Plus, as it is common practice in RNA-seq expression analysis [37], we applied five independent expression filtering strategies to the BJR count matrices, which considered discarding circRNAs according to the number of samples in which they were detected. As expected, the expression filters reduced the number of zero counts, but at the cost of discarding a significant fraction (from 30% up to 95%) of circRNAs (Figure 1 f). Moreover, the number of the low BJR counts remained high (Supplementary Figure 3), suggesting that the circRNAs detected in multiple samples also yielded a low expression signal.

Statistical modelling of circRNA expression count data

RNA-seq count data is often modelled with a negative binomial (NB) distribution [38]. However, when zero counts are in excess, a zero-inflated NB distribution (ZINB) may fit the data better [39]. We thus evaluated whether a ZINB distribution can model BJR counts better than an NB by calculating the goodness-of-fit (GOF) on the BJR count matrices, unfiltered and upon applying the expression filters. For each circRNA, the NB and ZINB GOF were compared according to the root mean square error (RMSE) of the mean counts and probability of observing a zero and the Akaike information criterion (AIC) scores.

Both NB and ZINB distributions obtained a small error for the mean count estimation (RMSE < 0.07) independently of the expression filtering procedure and data set (Supplementary Figure 4). The ZINB model provided better estimates of the observed zero proportion than the NB for each expression filter and data set except in the MS data set upon the application of the two filters discarding most circRNAs (i.e. “By condition” and “Half samples”) (Supplementary Figure 5). However, we observed small errors also for the NB (RMSE < 0.09). According to the AIC measure, the ZINB distribution modelled the BJR count data better than the NB for most circRNAs across data sets and expression filters (mean 68±17%) (Figure 1 g), suggesting that the model accounting for an excess of zeros might improve fitting circRNA expression data.
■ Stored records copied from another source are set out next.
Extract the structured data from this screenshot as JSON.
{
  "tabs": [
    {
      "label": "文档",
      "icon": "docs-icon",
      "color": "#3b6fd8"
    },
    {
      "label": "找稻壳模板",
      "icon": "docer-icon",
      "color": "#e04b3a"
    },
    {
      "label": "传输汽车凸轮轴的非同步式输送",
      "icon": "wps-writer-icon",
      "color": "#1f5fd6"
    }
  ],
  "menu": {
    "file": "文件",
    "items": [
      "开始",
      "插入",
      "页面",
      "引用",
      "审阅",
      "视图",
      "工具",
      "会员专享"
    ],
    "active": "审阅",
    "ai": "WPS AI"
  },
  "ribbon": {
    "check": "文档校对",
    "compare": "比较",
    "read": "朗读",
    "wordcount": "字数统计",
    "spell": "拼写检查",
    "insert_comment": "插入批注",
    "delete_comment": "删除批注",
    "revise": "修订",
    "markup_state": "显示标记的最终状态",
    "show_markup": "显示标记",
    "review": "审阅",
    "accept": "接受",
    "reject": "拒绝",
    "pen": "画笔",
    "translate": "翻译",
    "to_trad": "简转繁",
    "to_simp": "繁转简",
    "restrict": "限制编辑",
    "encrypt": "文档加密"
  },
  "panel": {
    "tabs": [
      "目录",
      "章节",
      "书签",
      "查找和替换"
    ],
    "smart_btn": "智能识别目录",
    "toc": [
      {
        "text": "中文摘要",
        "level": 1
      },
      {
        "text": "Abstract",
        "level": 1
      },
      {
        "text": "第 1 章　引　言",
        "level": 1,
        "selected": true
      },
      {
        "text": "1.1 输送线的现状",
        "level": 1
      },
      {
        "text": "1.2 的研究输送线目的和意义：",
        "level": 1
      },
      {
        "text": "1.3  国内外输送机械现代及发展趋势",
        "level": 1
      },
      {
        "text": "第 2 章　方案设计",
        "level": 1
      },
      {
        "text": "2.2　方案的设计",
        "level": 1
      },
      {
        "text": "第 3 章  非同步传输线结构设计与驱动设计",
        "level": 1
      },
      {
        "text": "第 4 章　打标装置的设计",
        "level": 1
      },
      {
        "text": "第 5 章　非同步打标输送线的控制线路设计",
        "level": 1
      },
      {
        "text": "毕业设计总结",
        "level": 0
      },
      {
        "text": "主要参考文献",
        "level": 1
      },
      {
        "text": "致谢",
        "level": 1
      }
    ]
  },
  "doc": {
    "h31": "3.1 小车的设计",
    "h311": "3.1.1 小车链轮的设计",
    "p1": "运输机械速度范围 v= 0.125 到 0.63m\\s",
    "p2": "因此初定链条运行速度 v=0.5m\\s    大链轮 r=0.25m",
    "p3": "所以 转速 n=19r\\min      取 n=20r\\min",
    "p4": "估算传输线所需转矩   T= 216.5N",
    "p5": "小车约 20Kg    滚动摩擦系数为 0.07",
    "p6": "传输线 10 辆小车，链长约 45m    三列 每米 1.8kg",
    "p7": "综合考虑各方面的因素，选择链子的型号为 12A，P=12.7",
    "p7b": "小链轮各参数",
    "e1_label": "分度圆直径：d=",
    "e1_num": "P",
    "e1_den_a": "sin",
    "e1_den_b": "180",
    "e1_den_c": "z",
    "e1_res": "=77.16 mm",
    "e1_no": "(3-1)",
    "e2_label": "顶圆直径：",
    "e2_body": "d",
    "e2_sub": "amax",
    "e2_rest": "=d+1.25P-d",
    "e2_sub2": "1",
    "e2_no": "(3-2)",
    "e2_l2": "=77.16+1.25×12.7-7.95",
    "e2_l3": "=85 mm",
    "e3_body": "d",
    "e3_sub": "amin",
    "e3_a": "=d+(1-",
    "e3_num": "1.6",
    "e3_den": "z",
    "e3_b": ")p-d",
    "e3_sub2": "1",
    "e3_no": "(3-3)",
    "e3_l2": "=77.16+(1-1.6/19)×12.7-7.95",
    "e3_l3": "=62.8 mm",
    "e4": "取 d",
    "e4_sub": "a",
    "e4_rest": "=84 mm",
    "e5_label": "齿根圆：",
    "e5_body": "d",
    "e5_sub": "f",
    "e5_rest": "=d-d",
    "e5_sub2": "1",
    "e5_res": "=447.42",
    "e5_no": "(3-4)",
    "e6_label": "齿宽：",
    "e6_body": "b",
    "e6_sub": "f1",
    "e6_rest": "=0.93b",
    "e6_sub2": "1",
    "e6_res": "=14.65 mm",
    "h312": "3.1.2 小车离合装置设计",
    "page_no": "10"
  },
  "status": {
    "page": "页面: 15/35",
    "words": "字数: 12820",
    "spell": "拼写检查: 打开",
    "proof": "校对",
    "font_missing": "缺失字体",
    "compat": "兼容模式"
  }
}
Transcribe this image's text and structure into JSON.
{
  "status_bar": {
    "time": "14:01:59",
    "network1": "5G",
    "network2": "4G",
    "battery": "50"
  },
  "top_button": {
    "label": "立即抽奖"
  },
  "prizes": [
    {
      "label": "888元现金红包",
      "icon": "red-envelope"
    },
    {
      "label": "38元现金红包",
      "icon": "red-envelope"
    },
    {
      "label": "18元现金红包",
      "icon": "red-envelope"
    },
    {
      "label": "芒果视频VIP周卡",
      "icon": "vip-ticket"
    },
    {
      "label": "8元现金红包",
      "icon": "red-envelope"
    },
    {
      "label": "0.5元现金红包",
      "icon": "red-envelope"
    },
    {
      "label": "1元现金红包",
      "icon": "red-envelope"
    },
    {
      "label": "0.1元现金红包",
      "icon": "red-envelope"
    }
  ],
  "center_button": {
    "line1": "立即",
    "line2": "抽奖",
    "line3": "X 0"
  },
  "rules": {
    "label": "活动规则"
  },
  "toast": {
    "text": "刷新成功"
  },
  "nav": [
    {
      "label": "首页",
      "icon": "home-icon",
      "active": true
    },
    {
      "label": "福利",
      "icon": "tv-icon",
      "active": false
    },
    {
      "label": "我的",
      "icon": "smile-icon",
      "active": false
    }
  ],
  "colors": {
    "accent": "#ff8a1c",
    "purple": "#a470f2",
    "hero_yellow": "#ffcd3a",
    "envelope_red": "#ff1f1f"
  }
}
Comparison of differential expression assessment methods on circRNA data

In this work, we focus on the problem of assessing circRNA differential abundance. The traditional methods for bulk RNA-seq data analysis have been the primary choice when analysing circRNA expression, with DESeq2 [23], edgeR [24,37,40], and Limma-Voom [41] arguably the most used. However, the circRNA expression characteristics shown above suggest that circRNA BJR count data could not comply with the traditional differential expression methods (DEMs) assumptions and disrupt their performance.

The high proportion of small counts and the sparsity of circRNA expression data are comparable to those observed in single-cell RNA-seq (scRNA-seq) and whole metagenome shotgun sequencing (WMS). In particular, the circRNA data's small counts and library size are similar to droplet-based scRNA-seq data [36]. Further, the sparsity of circRNA data is analogous to scRNA-seq and WMS data, which range between 12 to 75% zeroes and 35 to 89%, respectively [17]. Finally, we observed that a ZINB distribution fits circRNA data better than NB in half the cases, as described in full-length scRNA-seq [36].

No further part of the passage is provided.